Toronto Star - January 22, 2015

Nationalnewswatch - January 23, 2015

Huffington Post - January 24, 2015

Par Colin Kenny

On dit que la politique est du show business pour les laids. Et à neuf mois à peine d’un scrutin, les Canadiens peuvent s’attendre à ce que la politicaillerie atteigne de nouveaux sommets de la part de leur gouvernement.

Il semble qu’aucun enjeu ne sera épargné par le premier ministre, pas même la question de la sécurité nationale du Canada.

Les deux attentats terroristes perpétrés en octobre et la tragédie à Charlie Hebdo, à Paris, ont instauré au pays un climat de peur entourant le terrorisme.

Pour rassurer la population, le gouvernement a annoncé récemment son intention de proposer de nouvelles mesures antiterroristes. Il existe deux façons de contrer le terrorisme : mettre en place de nouvelles lois et financer convenablement les organismes chargés de la sécurité nationale. Si la première option peut créer l’illusion que M. Harper sévira contre le terrorisme, c’est dans le domaine du financement que ces organismes ont les plus grands besoins.

Lorsque d’éminents responsables de la sécurité nationale de divers horizons sont venus témoigner devant le Parlement à l’automne, ils n’ont pas réclamé de nouveaux pouvoirs. La raison étant que le gouvernement fédéral en a déjà accordé beaucoup plus à nos organismes chargés de la sécurité nationale depuis les attentats du 11 septembre.

Pas moins de huit mesures législatives contre le terrorisme ont été adoptées au Parlement depuis l’effondrement des tours jumelles. Ces lois ont changé considérablement le paysage juridique du Canada de manière à garantir que le pays dispose des pouvoirs nécessaires pour prévenir le terrorisme.

M. Harper l’a lui-même reconnu, affirmant récemment aux médias : « La réalité est que nos agences de sécurité sont en mesure, dans la vaste majorité des cas, d'identifier les menaces et d'empêcher qu'elles se concrétisent ».

Pourquoi le premier ministre continue-t-il alors d’insister sur la nécessité de conférer de nouveaux pouvoirs en matière de lutte contre le terrorisme? Parce qu’il estime que l’adoption de telles mesures, même si elles sont inutiles, l’aidera à se faire réélire.

L’an dernier, les conseillers du premier ministre se sont donné beaucoup de mal pour le représenter sur la scène internationale comme le nouveau Ronald Reagan, comme celui qui ne craint pas l’ours russe.

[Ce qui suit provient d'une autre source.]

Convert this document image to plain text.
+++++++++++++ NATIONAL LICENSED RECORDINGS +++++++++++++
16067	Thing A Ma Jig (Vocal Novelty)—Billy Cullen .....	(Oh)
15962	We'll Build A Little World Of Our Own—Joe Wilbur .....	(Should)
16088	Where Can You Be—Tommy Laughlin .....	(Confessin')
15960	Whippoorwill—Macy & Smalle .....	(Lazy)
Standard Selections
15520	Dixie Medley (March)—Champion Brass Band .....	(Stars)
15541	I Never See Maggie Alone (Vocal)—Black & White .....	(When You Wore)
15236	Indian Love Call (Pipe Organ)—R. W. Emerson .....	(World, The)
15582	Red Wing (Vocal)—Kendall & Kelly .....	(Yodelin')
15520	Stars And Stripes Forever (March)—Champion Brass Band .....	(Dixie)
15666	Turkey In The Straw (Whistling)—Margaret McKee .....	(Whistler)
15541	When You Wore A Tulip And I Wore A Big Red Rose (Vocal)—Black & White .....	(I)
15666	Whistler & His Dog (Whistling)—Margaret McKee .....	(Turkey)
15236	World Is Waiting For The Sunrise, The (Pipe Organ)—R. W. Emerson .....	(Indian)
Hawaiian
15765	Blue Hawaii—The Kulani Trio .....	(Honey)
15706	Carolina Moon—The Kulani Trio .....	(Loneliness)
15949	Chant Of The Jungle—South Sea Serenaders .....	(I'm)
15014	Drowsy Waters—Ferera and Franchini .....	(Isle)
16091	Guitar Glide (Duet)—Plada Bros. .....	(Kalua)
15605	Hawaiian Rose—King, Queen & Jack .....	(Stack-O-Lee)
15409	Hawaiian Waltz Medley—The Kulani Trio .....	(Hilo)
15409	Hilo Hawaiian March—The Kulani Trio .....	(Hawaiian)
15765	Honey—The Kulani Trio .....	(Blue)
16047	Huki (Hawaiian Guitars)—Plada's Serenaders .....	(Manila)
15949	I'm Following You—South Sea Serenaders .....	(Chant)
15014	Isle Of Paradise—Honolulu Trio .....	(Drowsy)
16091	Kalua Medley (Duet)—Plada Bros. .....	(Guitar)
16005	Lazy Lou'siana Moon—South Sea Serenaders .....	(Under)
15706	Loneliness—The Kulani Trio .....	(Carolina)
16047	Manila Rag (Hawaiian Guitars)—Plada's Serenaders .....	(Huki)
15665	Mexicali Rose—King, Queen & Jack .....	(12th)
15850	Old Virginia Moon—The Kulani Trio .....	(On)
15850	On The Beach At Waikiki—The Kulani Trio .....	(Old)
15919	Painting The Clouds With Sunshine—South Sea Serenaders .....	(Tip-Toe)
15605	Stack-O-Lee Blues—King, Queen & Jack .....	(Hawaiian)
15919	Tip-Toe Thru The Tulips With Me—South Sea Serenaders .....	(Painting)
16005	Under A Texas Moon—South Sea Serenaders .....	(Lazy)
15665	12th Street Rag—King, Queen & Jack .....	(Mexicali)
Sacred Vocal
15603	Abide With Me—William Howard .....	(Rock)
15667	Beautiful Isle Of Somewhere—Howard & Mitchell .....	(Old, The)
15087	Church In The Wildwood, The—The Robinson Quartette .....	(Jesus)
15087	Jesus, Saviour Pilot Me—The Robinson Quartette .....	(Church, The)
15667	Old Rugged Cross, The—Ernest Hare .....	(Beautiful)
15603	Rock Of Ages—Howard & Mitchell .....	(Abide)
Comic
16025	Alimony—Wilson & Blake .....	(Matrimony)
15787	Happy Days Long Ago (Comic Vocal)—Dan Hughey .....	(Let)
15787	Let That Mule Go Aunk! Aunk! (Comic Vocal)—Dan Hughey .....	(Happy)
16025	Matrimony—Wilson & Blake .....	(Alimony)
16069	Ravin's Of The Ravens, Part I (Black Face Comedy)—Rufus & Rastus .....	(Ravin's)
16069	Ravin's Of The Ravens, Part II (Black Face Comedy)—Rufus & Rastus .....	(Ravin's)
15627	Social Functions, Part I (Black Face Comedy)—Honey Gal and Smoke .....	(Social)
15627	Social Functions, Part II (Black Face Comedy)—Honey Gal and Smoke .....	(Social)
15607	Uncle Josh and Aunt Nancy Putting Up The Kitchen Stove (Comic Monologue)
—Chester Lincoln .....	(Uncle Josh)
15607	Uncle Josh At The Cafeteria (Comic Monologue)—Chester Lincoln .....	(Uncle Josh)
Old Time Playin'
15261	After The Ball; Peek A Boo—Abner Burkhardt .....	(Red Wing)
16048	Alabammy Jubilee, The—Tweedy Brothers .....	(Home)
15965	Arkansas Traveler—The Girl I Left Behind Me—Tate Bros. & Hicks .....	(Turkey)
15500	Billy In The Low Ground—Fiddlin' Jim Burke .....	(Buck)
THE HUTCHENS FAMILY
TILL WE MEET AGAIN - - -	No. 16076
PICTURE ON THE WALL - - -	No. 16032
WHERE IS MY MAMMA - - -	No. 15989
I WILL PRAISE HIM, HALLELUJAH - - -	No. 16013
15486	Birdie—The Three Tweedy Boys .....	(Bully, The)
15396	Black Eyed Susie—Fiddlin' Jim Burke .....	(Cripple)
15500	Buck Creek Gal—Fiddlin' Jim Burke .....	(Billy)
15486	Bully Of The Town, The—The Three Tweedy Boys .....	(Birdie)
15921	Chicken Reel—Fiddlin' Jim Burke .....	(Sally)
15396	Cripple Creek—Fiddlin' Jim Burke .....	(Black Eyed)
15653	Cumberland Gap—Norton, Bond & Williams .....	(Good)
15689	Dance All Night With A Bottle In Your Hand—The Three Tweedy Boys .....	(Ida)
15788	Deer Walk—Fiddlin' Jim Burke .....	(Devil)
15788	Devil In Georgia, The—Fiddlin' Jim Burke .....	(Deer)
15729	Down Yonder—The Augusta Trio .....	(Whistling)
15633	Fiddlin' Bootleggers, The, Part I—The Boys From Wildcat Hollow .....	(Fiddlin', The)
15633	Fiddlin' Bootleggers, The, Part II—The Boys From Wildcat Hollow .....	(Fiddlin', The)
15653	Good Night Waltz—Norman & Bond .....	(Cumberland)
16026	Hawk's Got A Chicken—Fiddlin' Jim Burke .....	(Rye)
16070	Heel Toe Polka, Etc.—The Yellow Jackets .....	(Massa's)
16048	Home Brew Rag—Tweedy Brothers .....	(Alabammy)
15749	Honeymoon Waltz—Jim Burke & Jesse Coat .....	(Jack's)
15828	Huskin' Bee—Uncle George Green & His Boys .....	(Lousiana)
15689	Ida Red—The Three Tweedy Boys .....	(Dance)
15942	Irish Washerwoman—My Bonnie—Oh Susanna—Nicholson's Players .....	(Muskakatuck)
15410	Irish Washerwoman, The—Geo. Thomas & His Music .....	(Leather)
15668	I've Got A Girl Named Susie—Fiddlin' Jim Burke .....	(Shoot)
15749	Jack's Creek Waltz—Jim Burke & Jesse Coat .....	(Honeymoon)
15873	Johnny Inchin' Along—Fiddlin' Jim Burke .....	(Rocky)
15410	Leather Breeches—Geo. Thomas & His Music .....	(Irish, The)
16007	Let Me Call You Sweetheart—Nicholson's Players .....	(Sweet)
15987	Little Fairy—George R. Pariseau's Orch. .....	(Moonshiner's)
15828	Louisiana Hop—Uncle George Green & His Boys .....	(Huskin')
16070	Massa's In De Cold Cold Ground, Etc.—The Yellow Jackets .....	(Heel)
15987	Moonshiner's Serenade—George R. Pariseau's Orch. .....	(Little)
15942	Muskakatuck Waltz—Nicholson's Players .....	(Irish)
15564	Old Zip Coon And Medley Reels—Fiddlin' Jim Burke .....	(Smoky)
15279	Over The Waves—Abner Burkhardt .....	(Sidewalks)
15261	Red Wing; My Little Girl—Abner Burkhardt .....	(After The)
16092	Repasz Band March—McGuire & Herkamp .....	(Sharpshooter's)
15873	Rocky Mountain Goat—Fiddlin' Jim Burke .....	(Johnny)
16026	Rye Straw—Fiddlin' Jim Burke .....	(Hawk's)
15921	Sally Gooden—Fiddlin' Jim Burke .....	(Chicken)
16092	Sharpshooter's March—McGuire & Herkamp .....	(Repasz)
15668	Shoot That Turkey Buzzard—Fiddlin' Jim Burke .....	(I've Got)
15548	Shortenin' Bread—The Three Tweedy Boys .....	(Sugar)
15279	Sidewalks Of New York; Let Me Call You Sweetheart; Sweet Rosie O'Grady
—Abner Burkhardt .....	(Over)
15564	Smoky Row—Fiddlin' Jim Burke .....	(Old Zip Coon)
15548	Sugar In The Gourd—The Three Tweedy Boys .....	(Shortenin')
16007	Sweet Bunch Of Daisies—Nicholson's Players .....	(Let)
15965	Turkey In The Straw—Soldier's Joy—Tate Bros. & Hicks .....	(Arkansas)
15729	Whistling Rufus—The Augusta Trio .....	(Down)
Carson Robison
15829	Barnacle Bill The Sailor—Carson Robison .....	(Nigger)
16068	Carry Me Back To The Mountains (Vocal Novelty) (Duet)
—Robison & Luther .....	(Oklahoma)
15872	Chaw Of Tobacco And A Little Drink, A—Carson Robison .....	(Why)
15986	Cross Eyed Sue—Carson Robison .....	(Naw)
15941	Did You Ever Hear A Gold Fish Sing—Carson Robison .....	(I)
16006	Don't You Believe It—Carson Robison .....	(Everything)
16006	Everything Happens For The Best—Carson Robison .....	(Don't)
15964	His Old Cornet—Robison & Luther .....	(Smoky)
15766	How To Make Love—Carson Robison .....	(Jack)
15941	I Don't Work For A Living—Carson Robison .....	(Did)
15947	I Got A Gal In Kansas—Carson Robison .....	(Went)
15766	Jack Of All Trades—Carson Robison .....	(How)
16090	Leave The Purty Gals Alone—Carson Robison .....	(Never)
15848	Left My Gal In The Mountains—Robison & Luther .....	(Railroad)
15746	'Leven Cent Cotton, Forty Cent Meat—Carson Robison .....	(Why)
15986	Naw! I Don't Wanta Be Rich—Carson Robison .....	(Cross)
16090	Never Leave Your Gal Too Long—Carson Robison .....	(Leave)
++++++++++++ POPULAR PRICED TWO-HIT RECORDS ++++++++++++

Aujourd’hui, ils tentent de redorer l’image de cet homme coriace en laissant M. Harper prétendre qu’il fait des pas de géant dans la lutte contre le terrorisme en adoptant des lois superflues.

Les partis de l’opposition ne devraient pas tomber dans le piège de M. Harper en invoquant que ces nouvelles lois porteront atteinte à nos libertés civiles. Nos tribunaux servent de solide rempart aux lois anticonstitutionnelles. Le premier ministre se servira de cet argument pour dépeindre ses adversaires politiques comme étant faibles et laxistes à l’égard du terrorisme.

Les chefs de l’opposition devraient plutôt parler du programme législatif du premier ministre comme d’un cirque en année électorale. Ils devraient souligner le fait que nous disposons déjà de plusieurs lois pour contrer le terrorisme.

Plus important encore, ils devraient faire ressortir l’incohérence entre les belles paroles du premier ministre et son refus de financer adéquatement nos organismes chargés de la sécurité nationale.

Le fait est que ces mêmes organismes, comme la GRC et le Service canadien du renseignement de sécurité (SCRS), qui doivent à la demande du premier ministre accorder davantage d’attention à la lutte antiterroriste, ont subi d’importantes compressions budgétaires ces dernières années. Le budget de la GRC, par exemple, a été amputé de 15 % au cours des quatre dernières années seulement, tandis que les dépenses annuelles du SCRS ont diminué dramatiquement entre 2012 et 2013, chutant de 540 millions à 496 millions de dollars.

Même si les représentants de la sécurité nationale venus témoigner devant le Parlement l’automne dernier avaient peu à dire sur la nécessité d’obtenir plus de pouvoirs, ils ont manifestement laissé sous-entendre qu’ils peinaient à exercer leur mandat en raison de ces compressions draconiennes. En ce qui concerne les activités de surveillance en cette période d’austérité, le directeur adjoint des opérations au SCRS, Jeff Yaworski, a affirmé devant le Comité sénatorial permanent de la sécurité nationale et de la défense : « [j]e serais déraisonnable si je disais que nous parons à toute éventualité ».

Faire ce qu’il convient de faire et octroyer les ressources nécessaires pour appliquer les lois que nous avons déjà irriteraient les faucons de la base conservatrice de Stephen Harper, dont l’appui est essentiel pour remporter une quatrième élection. Alors M. Harper offre plutôt de nouvelles lois qui ne sont que des changements d’ordre administratif sans accorder de nouvelles ressources aux organismes existants.

En n’accordant pas un nouveau financement à nos organismes chargés de la sécurité nationale, le premier ministre parle beaucoup mais n’agit pas pour lutter contre le terrorisme.